Nucleotide Counts: {'A': 3, 'T': 3, 'G': 3, 'C': 2}


**Key Takeaways**   
- Dictionaries are perfect for storing key-value pairs like nucleotide types (A, T, G, C) and their counts.
- This approach is efficient and easily extensible for larger datasets.

**Step 3: Checking for Special "Codons"**   
Identify specific codons (substrings of three characters) in the DNA sequence. For example, ATG often signals the start of a protein sequence.

In [3]:
dna_sequence = "ATGCGTAAATGCCC"
start_codon = "ATG"
stop_codon = "TAA"

# Step 3: Search for codons
codon_positions = {"start": [], "stop": []}

# Slice the string in steps of 3 (codons are three nucleotides long)
for i in range(0, len(dna_sequence) - 2):
    codon = dna_sequence[i:i+3]
    if codon == start_codon:
        codon_positions["start"].append(i)
    elif codon == stop_codon:
        codon_positions["stop"].append(i)
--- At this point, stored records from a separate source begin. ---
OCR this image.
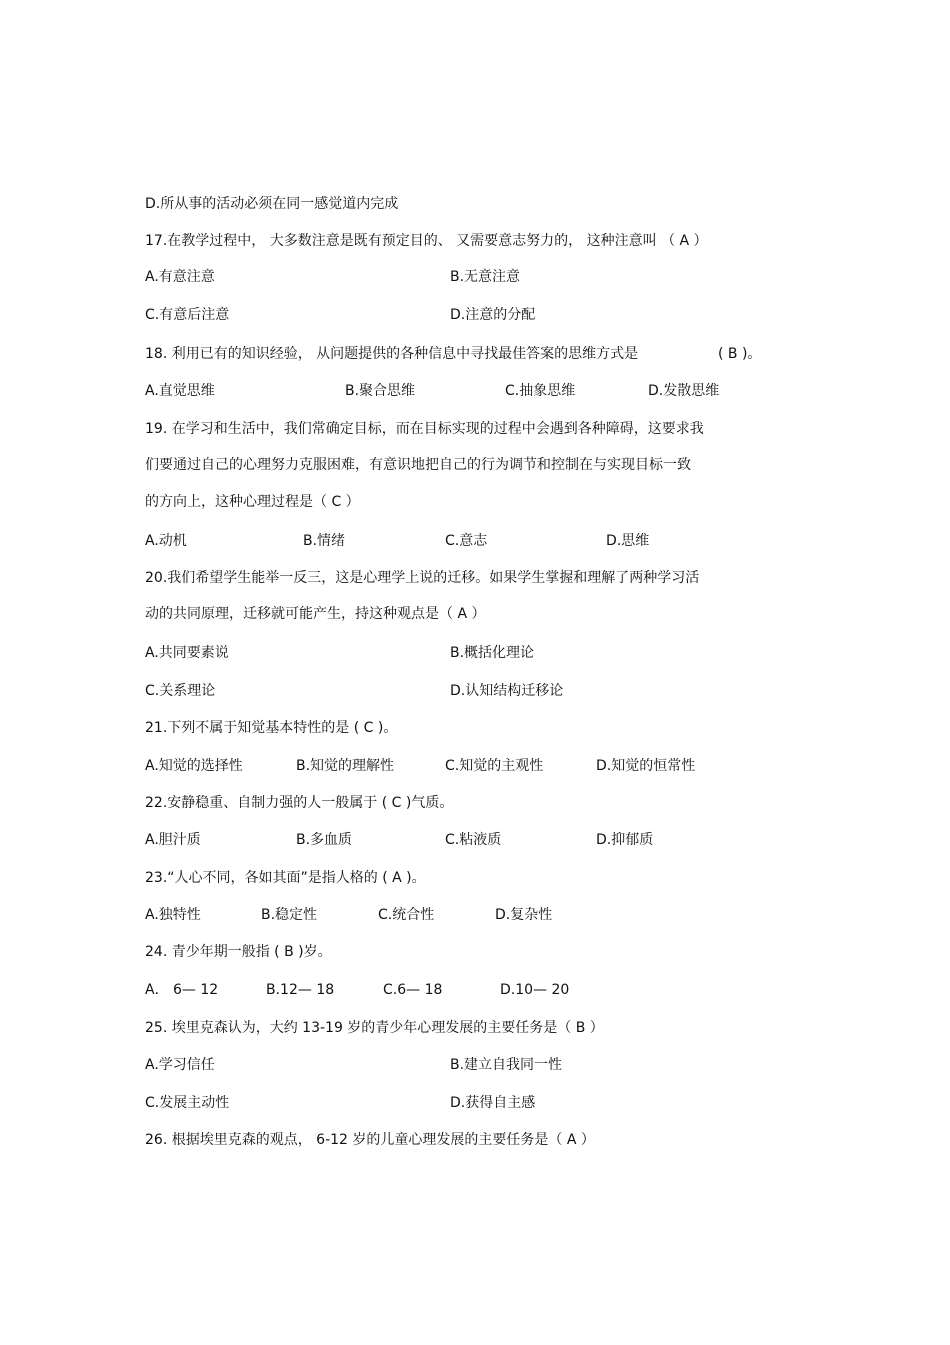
D.所从事的活动必须在同一感觉道内完成
17.在教学过程中， 大多数注意是既有预定目的、 又需要意志努力的， 这种注意叫 （ A ）
A.有意注意	B.无意注意
C.有意后注意	D.注意的分配
18. 利用已有的知识经验， 从问题提供的各种信息中寻找最佳答案的思维方式是	( B )。
A.直觉思维	B.聚合思维	C.抽象思维	D.发散思维
19. 在学习和生活中，我们常确定目标，而在目标实现的过程中会遇到各种障碍，这要求我
们要通过自己的心理努力克服困难，有意识地把自己的行为调节和控制在与实现目标一致
的方向上，这种心理过程是（ C ）
A.动机	B.情绪	C.意志	D.思维
20.我们希望学生能举一反三，这是心理学上说的迁移。如果学生掌握和理解了两种学习活
动的共同原理，迁移就可能产生，持这种观点是（ A ）
A.共同要素说	B.概括化理论
C.关系理论	D.认知结构迁移论
21.下列不属于知觉基本特性的是 ( C )。
A.知觉的选择性	B.知觉的理解性	C.知觉的主观性	D.知觉的恒常性
22.安静稳重、自制力强的人一般属于 ( C )气质。
A.胆汁质	B.多血质	C.粘液质	D.抑郁质
23.“人心不同，各如其面”是指人格的 ( A )。
A.独特性	B.稳定性	C.统合性	D.复杂性
24. 青少年期一般指 ( B )岁。
A． 6— 12	B.12— 18	C.6— 18	D.10— 20
25. 埃里克森认为，大约 13-19 岁的青少年心理发展的主要任务是（ B ）
A.学习信任	B.建立自我同一性
C.发展主动性	D.获得自主感
26. 根据埃里克森的观点， 6-12 岁的儿童心理发展的主要任务是（ A ）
print("Codon Positions:", codon_positions)


Codon Positions: {'start': [0, 8], 'stop': [5]}


**Key Takeaways**   
- String slicing ([i:i+3]) lets you extract codons from the DNA sequence.
- Searching for specific substrings (like start/stop codons) is a powerful way to identify biological signals or patterns.

## Conclusion   
This lesson introduced fundamental tools for working with strings in Python:

- String slicing and iteration for processing sequence data.
- Dictionaries for efficiently counting and organizing information.
- Substring matching to identify meaningful patterns, like biological codons.

**Why It’s Important**    
Whether you're analyzing DNA sequences or text data, these techniques form the foundation of data parsing and pattern recognition. As an extension, try applying these concepts to longer sequences or add more codons to recognize!